Okay, so that manure smell in the title is the inevitable change that is happening behind our house as we speak. You see if you look at any past picture of any of us or the kids taken on the back porch, it looks as if we live in the country as we have several acres behind us that a little old lady lived on all her life probably and when she died, her children swooped in, removed her house, and stuck a for sale sign on the property. We were devastated at what could possibly go up behind our house and what all the wildlife would do or where they would live.
The property sold after sitting there while we enjoyed it for a year or so maybe longer, I lose time in situations like this, obviously, I still think I’m 22.
Cue the obnoxious front end loaders, dump trucks, and a ton of other tractor things I don’t know what they are called . . .
I couldn’t bear hearing them tearing down the trees, not cutting down so other folks could use them for wood, no they tore down those trees that have probably been there 100 years or more, it broke my heart and I couldn’t be outside in the backyard when it happened because that tearing sounded like the poor trees were screaming. This is like murder for a tree hugger like me, it really is.
Well, this was a farm for years and years and when the tractors started digging and moving shit around, 100 years and 100 layers of cow manure was unearthed and one could not go outside for a long length of time or this smell would envelop you and you’d nearly vomit or pass the hell out.

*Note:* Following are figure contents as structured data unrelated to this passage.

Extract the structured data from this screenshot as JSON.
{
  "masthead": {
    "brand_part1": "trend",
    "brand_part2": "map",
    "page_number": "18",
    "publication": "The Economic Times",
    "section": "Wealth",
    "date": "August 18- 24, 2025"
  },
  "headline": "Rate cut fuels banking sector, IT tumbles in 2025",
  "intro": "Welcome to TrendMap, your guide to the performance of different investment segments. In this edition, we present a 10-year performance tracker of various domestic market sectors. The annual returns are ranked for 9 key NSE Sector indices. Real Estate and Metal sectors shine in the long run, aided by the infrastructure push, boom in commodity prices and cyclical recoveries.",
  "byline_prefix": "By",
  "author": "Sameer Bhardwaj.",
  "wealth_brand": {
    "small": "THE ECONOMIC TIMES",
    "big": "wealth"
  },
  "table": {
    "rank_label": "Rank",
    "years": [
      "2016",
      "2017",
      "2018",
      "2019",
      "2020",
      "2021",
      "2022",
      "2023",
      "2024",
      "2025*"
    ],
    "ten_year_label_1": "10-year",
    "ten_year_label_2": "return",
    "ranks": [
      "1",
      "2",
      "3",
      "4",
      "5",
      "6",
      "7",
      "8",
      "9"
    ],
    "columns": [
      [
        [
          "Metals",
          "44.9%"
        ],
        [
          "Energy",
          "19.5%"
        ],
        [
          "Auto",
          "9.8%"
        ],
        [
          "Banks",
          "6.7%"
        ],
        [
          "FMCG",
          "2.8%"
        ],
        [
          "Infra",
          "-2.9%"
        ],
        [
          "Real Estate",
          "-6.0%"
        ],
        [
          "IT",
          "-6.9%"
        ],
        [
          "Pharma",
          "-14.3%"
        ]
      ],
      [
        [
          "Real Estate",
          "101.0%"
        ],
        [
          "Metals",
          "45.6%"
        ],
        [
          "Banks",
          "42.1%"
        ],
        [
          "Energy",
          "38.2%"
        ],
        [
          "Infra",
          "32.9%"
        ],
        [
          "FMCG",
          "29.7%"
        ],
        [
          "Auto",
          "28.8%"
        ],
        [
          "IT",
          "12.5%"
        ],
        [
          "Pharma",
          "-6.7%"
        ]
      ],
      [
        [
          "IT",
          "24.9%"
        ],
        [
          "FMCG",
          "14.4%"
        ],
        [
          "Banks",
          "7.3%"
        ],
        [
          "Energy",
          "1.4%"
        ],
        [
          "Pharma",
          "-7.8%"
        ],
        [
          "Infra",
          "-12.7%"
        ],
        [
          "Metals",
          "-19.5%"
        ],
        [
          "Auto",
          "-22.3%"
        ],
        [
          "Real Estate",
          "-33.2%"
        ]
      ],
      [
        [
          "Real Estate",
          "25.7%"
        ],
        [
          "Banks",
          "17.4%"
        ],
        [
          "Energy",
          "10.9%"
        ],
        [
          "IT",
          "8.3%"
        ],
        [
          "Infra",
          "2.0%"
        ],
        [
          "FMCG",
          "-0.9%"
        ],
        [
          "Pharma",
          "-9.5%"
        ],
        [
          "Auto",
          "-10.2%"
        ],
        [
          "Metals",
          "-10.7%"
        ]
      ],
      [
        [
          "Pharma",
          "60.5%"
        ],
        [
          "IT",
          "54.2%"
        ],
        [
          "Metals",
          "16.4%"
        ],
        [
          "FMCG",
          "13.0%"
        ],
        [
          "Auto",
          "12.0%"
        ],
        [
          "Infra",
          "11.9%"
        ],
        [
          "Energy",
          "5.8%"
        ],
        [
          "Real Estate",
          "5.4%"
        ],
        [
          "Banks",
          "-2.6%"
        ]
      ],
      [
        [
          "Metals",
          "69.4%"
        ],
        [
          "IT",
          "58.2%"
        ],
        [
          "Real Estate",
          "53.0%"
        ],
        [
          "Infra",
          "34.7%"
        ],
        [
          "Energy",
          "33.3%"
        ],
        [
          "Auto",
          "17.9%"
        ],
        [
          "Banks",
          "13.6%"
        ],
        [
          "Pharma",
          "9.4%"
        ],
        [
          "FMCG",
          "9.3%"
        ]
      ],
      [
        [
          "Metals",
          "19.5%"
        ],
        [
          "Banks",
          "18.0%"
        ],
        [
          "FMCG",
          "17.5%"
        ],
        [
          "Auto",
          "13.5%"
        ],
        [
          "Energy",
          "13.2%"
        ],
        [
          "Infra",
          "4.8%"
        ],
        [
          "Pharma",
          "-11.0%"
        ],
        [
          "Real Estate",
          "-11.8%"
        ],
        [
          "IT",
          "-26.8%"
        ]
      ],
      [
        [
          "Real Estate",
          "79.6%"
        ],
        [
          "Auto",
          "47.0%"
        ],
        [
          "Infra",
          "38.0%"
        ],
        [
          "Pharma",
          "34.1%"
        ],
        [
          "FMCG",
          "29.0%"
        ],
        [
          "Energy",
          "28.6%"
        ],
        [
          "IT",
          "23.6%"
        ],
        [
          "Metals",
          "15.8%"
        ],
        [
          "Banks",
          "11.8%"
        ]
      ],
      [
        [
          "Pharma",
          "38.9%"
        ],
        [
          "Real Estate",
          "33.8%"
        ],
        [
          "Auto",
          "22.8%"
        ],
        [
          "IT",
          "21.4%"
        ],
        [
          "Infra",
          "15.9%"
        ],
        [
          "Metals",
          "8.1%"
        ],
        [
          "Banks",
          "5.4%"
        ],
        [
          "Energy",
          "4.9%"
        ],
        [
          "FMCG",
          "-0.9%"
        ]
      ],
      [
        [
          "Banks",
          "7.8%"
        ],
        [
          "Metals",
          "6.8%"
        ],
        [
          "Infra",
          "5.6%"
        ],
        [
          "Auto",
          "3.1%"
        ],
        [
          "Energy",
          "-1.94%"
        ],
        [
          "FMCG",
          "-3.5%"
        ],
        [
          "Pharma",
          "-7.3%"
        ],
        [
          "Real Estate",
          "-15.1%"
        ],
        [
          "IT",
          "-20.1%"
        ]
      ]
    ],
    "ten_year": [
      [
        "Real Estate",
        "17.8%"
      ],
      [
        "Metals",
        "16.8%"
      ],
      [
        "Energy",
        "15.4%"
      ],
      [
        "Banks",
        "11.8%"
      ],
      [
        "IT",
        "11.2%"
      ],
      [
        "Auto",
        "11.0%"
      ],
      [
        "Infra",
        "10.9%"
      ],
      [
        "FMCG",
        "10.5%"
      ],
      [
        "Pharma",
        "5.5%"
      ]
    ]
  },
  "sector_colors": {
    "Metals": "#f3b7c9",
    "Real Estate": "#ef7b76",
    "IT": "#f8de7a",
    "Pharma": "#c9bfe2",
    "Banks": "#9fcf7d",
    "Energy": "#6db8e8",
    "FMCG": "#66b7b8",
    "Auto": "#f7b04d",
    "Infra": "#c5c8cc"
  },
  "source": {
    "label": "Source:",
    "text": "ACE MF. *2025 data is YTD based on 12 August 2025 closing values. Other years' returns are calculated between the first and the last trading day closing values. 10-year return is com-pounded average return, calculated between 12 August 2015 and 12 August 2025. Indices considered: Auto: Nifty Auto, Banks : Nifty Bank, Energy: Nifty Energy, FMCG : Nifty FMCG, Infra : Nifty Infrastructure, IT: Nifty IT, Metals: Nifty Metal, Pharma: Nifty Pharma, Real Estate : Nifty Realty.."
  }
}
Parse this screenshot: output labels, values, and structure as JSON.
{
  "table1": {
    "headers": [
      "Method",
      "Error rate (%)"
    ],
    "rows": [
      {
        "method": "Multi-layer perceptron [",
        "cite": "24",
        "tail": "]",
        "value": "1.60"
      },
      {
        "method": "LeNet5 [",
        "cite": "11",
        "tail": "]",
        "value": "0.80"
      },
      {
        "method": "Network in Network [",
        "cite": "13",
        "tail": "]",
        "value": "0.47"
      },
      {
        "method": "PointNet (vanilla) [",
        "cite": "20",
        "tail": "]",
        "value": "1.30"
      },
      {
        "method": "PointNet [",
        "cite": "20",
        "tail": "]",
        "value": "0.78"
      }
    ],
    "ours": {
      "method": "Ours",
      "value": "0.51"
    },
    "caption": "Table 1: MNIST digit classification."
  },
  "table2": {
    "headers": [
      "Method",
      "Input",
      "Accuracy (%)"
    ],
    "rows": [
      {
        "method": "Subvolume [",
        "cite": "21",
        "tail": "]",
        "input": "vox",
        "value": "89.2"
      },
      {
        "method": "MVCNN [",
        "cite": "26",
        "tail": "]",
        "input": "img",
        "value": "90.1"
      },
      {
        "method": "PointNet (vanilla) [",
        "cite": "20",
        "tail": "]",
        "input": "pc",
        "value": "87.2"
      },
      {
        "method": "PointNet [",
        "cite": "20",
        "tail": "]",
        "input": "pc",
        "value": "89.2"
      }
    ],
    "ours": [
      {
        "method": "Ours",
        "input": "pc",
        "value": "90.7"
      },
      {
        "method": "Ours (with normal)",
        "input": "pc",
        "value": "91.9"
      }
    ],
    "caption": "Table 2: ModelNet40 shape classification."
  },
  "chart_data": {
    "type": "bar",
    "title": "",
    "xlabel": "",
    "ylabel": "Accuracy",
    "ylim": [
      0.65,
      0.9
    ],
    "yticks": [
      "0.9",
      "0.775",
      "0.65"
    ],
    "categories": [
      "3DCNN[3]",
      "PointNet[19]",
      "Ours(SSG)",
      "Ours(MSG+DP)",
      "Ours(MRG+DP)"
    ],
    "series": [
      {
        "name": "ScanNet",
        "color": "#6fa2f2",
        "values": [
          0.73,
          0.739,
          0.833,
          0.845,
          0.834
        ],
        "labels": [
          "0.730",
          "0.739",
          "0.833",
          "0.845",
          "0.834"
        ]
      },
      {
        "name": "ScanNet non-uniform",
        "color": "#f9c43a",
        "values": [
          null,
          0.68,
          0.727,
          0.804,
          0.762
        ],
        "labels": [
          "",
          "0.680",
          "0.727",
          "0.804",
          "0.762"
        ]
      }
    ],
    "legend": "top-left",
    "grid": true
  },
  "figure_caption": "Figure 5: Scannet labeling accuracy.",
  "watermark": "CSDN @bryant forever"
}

I even had an OT mom that had dropped her daughter off for OT and then was going to push her baby around the neighborhood in the stroller while I saw her daughter for her session. Well, that lasted about 30 seconds as I witnessed her fleeing for her car and her stroller was on 2 wheels rounding the sidewalk corner as she moved faster than a Ninja getting her child and herself into the safety of her car. Bless her!
I feel bad because I have been glaring at the tree murdering, manure unearthing workers who are just doing their job but I hate them and what they are doing to my wildlife kingdom. I haven’t seen any of the red-tailed hawks, I’ll bet Mr. Pickles is pissed and has skipped town with his family, which makes me very sad, gone are the foxes, the rabbits, the deer, the owls, etc. I DO NOT LIKE THIS CHANGE AT ALL!
But this change pales to the one that will hit my heart with such force, I only hope I can bear it . . .
My son will be going off to college and again I think, “Um with me being only 22, how is this possible? Again, did I stay blinking my eyes closed for 17 years?”
Change is inevitable because we live in a dynamic, alive, breathing, goal setting, and getting ahead world so change is going to happen and is necessary. My kids both know there will me no failure to launch, that is not an option. If that happens, then I have failed as a mother. I believe that with all my soul.
I know I’m not alone with all the upcoming changes. I read my friend’s posts on Facebook and there are many of us sending kids off to high school, college, getting married, having babies, dying, etc. I am also not alone with my neighbors as we watch the “massacre” out our windows each day. Oh, my heart for all the changes.
Change will happen, it will, but the best way to deal with change is to attempt to find the good in it, and no, not good in it for you necessarily, I mean the good for all. For example, although I am bracing myself for the launching of my son to college next year, I am eager to see how he does. Has all my hard work with him paid off? Will he make it through successfully? What kind of mechanical engineer will he be? What kind of husband? Will he make the same mistakes I did or did he learn from me? What will his kids be like? I’m excited to see these questions answered but sad all at once.
Embrace change for it is inevitable, y’all, it really is.